VEJA publica matéria “A culpa é dos pais” sobre a influência da família na obesidade infantil

Na edição de 21 de dezembro de 2016 da revista VEJA, as jornalistas Carolina Melo e Thaís Botelho assinaram a matéria “A culpa é dos pais”, abordando a responsabilidade dos pais no crescimento da obesidade infantil. Considero a reportagem um grande avanço, pois não me recordo de ver qualquer matéria em jornais impressos ou televisivos a respeito da obesidade infantil sob a perspectiva familiar.

As estatísticas e pesquisas mencionadas na reportagem são, de fato, muito preocupantes. É oportuno associar a queda na expectativa de vida à má alimentação das famílias. E mais: é fundamental entender que os esforços para controlar a produção de alimentos não são suficientes para impedir os hábitos alimentares inadequados. Mudar o foco da solução desse problema para a sociedade é um passo inevitável nos dias de hoje. Entretanto, a promessa do título da matéria não se cumpre…

Se a culpa (prefiro a palavra responsabilidade) da obesidade infantil é dos pais, poderíamos imaginar uma matéria que abordasse a relação entre pais e filhos, mas a VEJA acabou resumindo o problema na tipificação de condutas parentais. Ou seja, “existem pais que são negligentes, outros controladores etc.
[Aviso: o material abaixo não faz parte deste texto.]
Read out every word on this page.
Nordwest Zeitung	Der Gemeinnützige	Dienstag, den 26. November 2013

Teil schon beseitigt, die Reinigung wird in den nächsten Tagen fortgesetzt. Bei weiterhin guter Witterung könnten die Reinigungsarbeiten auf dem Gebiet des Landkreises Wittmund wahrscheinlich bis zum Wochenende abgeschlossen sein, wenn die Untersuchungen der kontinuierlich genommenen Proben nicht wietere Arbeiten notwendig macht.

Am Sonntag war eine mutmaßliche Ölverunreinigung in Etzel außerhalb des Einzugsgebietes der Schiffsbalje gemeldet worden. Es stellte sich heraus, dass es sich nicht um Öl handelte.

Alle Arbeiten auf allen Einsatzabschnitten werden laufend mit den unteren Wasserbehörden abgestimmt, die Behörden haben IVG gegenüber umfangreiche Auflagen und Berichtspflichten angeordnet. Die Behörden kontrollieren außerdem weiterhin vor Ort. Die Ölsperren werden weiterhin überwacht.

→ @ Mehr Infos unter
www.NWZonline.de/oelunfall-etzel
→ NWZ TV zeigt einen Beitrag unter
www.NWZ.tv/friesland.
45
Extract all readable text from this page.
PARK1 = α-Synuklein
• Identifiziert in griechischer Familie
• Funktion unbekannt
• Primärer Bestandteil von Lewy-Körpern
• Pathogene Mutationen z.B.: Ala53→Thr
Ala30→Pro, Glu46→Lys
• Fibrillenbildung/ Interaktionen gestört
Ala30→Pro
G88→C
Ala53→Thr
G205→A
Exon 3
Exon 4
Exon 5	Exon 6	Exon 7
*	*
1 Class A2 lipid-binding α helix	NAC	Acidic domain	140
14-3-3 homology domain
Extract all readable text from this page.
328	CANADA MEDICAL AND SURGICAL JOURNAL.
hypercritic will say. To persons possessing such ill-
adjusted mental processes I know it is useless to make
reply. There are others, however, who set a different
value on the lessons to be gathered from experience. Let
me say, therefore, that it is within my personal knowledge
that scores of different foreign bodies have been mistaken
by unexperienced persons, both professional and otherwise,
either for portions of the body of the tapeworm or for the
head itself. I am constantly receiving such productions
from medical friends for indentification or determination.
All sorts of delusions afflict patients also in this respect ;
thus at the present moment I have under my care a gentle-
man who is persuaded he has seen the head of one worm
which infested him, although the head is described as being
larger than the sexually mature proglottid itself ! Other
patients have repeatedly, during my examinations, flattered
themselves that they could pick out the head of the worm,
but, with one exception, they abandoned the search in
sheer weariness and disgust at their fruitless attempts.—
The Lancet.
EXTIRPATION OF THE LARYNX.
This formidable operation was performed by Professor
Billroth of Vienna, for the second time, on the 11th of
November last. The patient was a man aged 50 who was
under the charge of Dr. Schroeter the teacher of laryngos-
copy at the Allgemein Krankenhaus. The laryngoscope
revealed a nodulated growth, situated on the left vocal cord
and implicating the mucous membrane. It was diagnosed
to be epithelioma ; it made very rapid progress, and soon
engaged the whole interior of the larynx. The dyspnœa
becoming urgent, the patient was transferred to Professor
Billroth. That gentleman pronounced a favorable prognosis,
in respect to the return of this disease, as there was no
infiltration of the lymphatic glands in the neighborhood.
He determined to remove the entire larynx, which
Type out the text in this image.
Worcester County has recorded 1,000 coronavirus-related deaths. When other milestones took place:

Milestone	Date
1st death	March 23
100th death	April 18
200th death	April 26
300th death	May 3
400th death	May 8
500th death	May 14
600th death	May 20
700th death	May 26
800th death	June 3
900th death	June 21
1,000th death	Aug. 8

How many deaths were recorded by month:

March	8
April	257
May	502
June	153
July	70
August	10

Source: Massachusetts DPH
Faça um teste rápido e veja em qual tipo você se enquadra!” Nos últimos anos, a pesquisa sobre o tema no Brasil tem publicado alguns títulos que oferecem uma perspectiva mais complexa sobre a influência familiar na obesidade infantil, entre os quais cito o livro da Professora Valéria Tassara, “Obesidade na infância e interações familiares: uma trama complexa”, e o meu, “Obesidade infantil: interações familiares e ciclo de vida numa perspectiva sistêmica”.

Embora a iniciativa da revista VEJA tenha sido louvável, caiu na visão tradicional da obesidade. Em primeiro lugar, se a “culpa” da obesidade infantil está na relação pais e filhos, por que não abordar a questão sob a ótica da psicologia? É perceptível como a obesidade ainda é algo que se trata apenas pelo viés do corpo, sem considerar a íntima conexão entre corpo e mente; e em segundo lugar, se a responsabilidade é dos pais, como é possível transformar a relação com os filhos para mudar essa realidade?

Não há como simplificar o tratamento da obesidade, que deve ser interdisciplinar, e tipificar os pais e condená-los ainda está longe de ser a solução. Vamos compreender o que ocorre nessas famílias com crianças obesas e colocar o foco na relação entre pais e filhos. A alimentação não é o único problema, nem só um problema que afeta exclusivamente as crianças da família. É preciso pensar na família como um todo, que sofre junta e tem na alimentação o seu sintoma visível.

Os livros citados acima introduzem a teoria sistêmica, que serve hoje como grande aporte para compreender melhor como a família “alimenta” a obesidade das crianças. Acredito que outras matérias vêm por aí e fico na expectativa de que esses aspectos sejam tratados de maneira satisfatória.